Because each record affects other records in its neighborhood, AVS performs HNSW queries during ingestion to pre-hydrate the index cache. These queries are not reported as query requests, but they do show as reads against the storage layer.

Record data updates

As updates and inserts are made into AVS, data goes through several steps for processing the update. First, record data, including the vector, is written to the Aerospike Database (ASDB). You can see your record data immediately in ASDB. To be indexed, each record must contain at least one vector in the specified vector field of an index. Specifying multiple vectors and indexes creates multiple index processes for a single record, but it enables multiple search approaches on the same data.

tip

Aerospike recommends that when you upsert a record, you assign it to a specific set. This helps with monitoring and operations.

Index construction

After a record is updated, AVS processes the vector for indexing by assembling the neighborhoods for each vector and committing those to ASDB. An index record contains a copy of the vector itself along with the associated neighbors for that vector at a given layer of the HNSW graph. Index construction takes advantage of advanced vector extensions (AVX), which allows for single instruction, multiple data parallel processing.

tip

You can monitor index construction using the indexing_queue_size metric for monitoring your ingest queue and the requests_metric for monitoring your total indexed records.

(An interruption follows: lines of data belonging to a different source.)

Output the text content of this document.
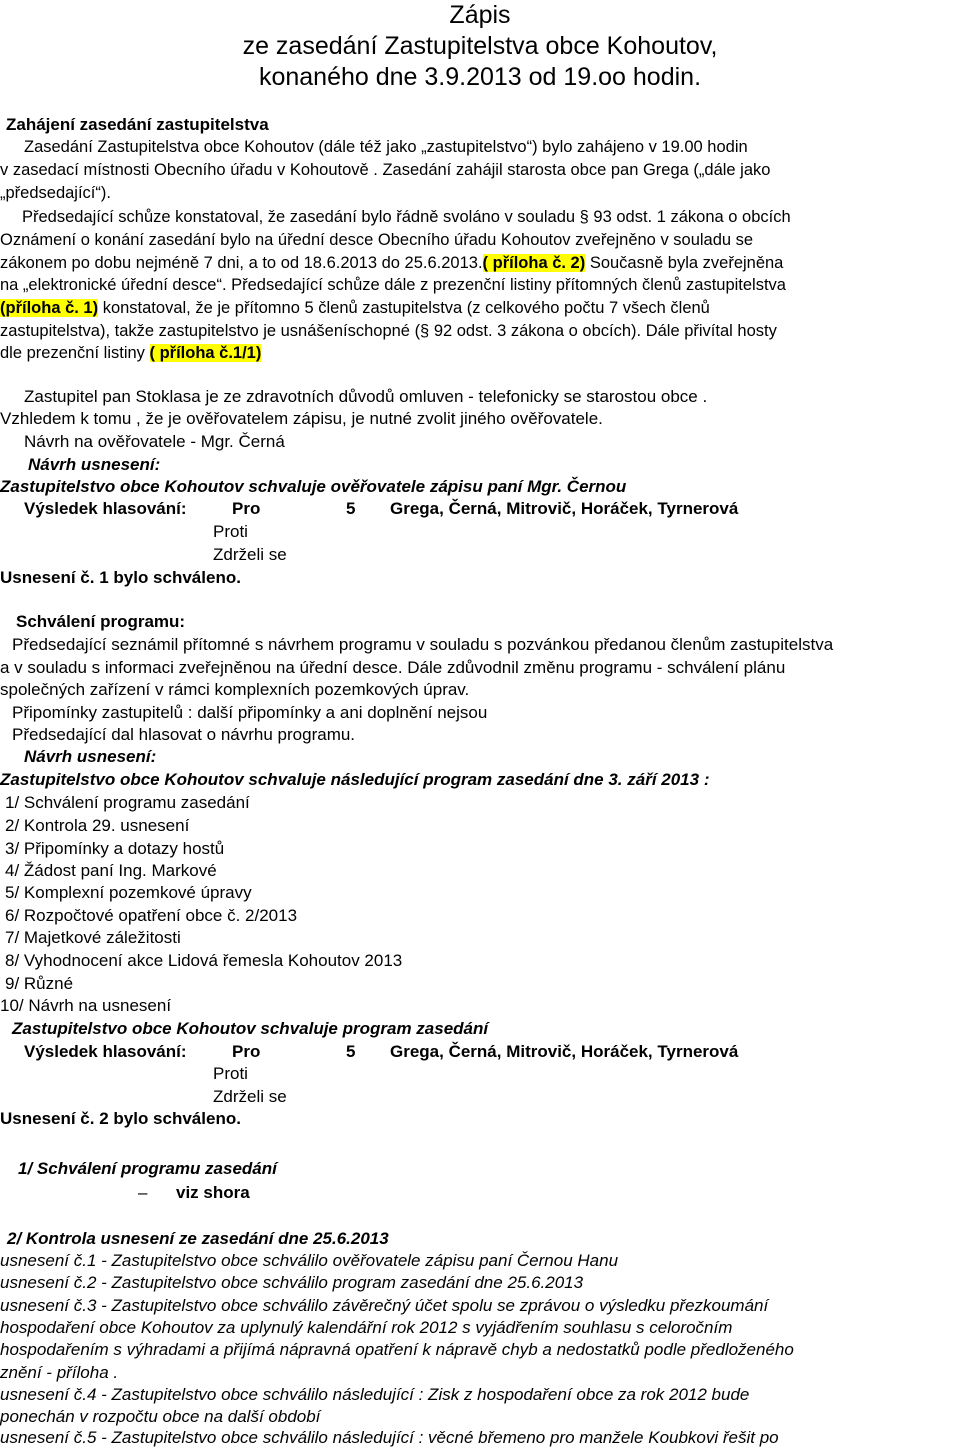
Zápis
ze zasedání Zastupitelstva obce Kohoutov,
konaného dne 3.9.2013 od 19.oo hodin.
Zahájení zasedání zastupitelstva
Zasedání Zastupitelstva obce Kohoutov (dále též jako „zastupitelstvo“) bylo zahájeno v 19.00 hodin
v zasedací místnosti Obecního úřadu v Kohoutově . Zasedání zahájil starosta obce pan Grega („dále jako
„předsedající“).
Předsedající schůze konstatoval, že zasedání bylo řádně svoláno v souladu § 93 odst. 1 zákona o obcích
Oznámení o konání zasedání bylo na úřední desce Obecního úřadu Kohoutov zveřejněno v souladu se
zákonem po dobu nejméně 7 dni, a to od 18.6.2013 do 25.6.2013.( příloha č. 2) Současně byla zveřejněna
na „elektronické úřední desce“. Předsedající schůze dále z prezenční listiny přítomných členů zastupitelstva
(příloha č. 1) konstatoval, že je přítomno 5 členů zastupitelstva (z celkového počtu 7 všech členů
zastupitelstva), takže zastupitelstvo je usnášeníschopné (§ 92 odst. 3 zákona o obcích). Dále přivítal hosty
dle prezenční listiny ( příloha č.1/1)
Zastupitel pan Stoklasa je ze zdravotních důvodů omluven - telefonicky se starostou obce .
Vzhledem k tomu , že je ověřovatelem zápisu, je nutné zvolit jiného ověřovatele.
Návrh na ověřovatele - Mgr. Černá
Návrh usnesení:
Zastupitelstvo obce Kohoutov schvaluje ověřovatele zápisu paní Mgr. Černou
Výsledek hlasování:	Pro	5 Grega, Černá, Mitrovič, Horáček, Tyrnerová
Proti
Zdrželi se
Usnesení č. 1 bylo schváleno.
Schválení programu:
Předsedající seznámil přítomné s návrhem programu v souladu s pozvánkou předanou členům zastupitelstva
a v souladu s informaci zveřejněnou na úřední desce. Dále zdůvodnil změnu programu - schválení plánu
společných zařízení v rámci komplexních pozemkových úprav.
Připomínky zastupitelů : další připomínky a ani doplnění nejsou
Předsedající dal hlasovat o návrhu programu.
Návrh usnesení:
Zastupitelstvo obce Kohoutov schvaluje následující program zasedání dne 3. září 2013 :
1/ Schválení programu zasedání
2/ Kontrola 29. usnesení
3/ Připomínky a dotazy hostů
4/ Žádost paní Ing. Markové
5/ Komplexní pozemkové úpravy
6/ Rozpočtové opatření obce č. 2/2013
7/ Majetkové záležitosti
8/ Vyhodnocení akce Lidová řemesla Kohoutov 2013
9/ Různé
10/ Návrh na usnesení
Zastupitelstvo obce Kohoutov schvaluje program zasedání
Výsledek hlasování:	Pro	5 Grega, Černá, Mitrovič, Horáček, Tyrnerová
Proti
Zdrželi se
Usnesení č. 2 bylo schváleno.
1/ Schválení programu zasedání
– viz shora
2/ Kontrola usnesení ze zasedání dne 25.6.2013
usnesení č.1 - Zastupitelstvo obce schválilo ověřovatele zápisu paní Černou Hanu
usnesení č.2 - Zastupitelstvo obce schválilo program zasedání dne 25.6.2013
usnesení č.3 - Zastupitelstvo obce schválilo závěrečný účet spolu se zprávou o výsledku přezkoumání
hospodaření obce Kohoutov za uplynulý kalendářní rok 2012 s vyjádřením souhlasu s celoročním
hospodařením s výhradami a přijímá nápravná opatření k nápravě chyb a nedostatků podle předloženého
znění - příloha .
usnesení č.4 - Zastupitelstvo obce schválilo následující : Zisk z hospodaření obce za rok 2012 bude
ponechán v rozpočtu obce na další období
usnesení č.5 - Zastupitelstvo obce schválilo následující : věcné břemeno pro manžele Koubkovi řešit po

Asynchronous parallel index construction

A unique aspect of AVS is its ability to manage index construction asynchronously. While vector record updates are committed directly to ASDB, index records are processed asynchronously. This is done in batches, and index construction is spread across all AVS nodes to maximize the use of CPU cores in your AVS cluster. This allows you to scale up for specific ingestion needs. Keep in mind, ingestion is highly dependant on host memory and storage layer configuration.

image

Waiting for index construction

While index construction can be done continuously as a background process, in some circumstances it can be helpful to wait for index construction to complete. This functionally is built into the client or can be monitored using the indexing_queue_size metric.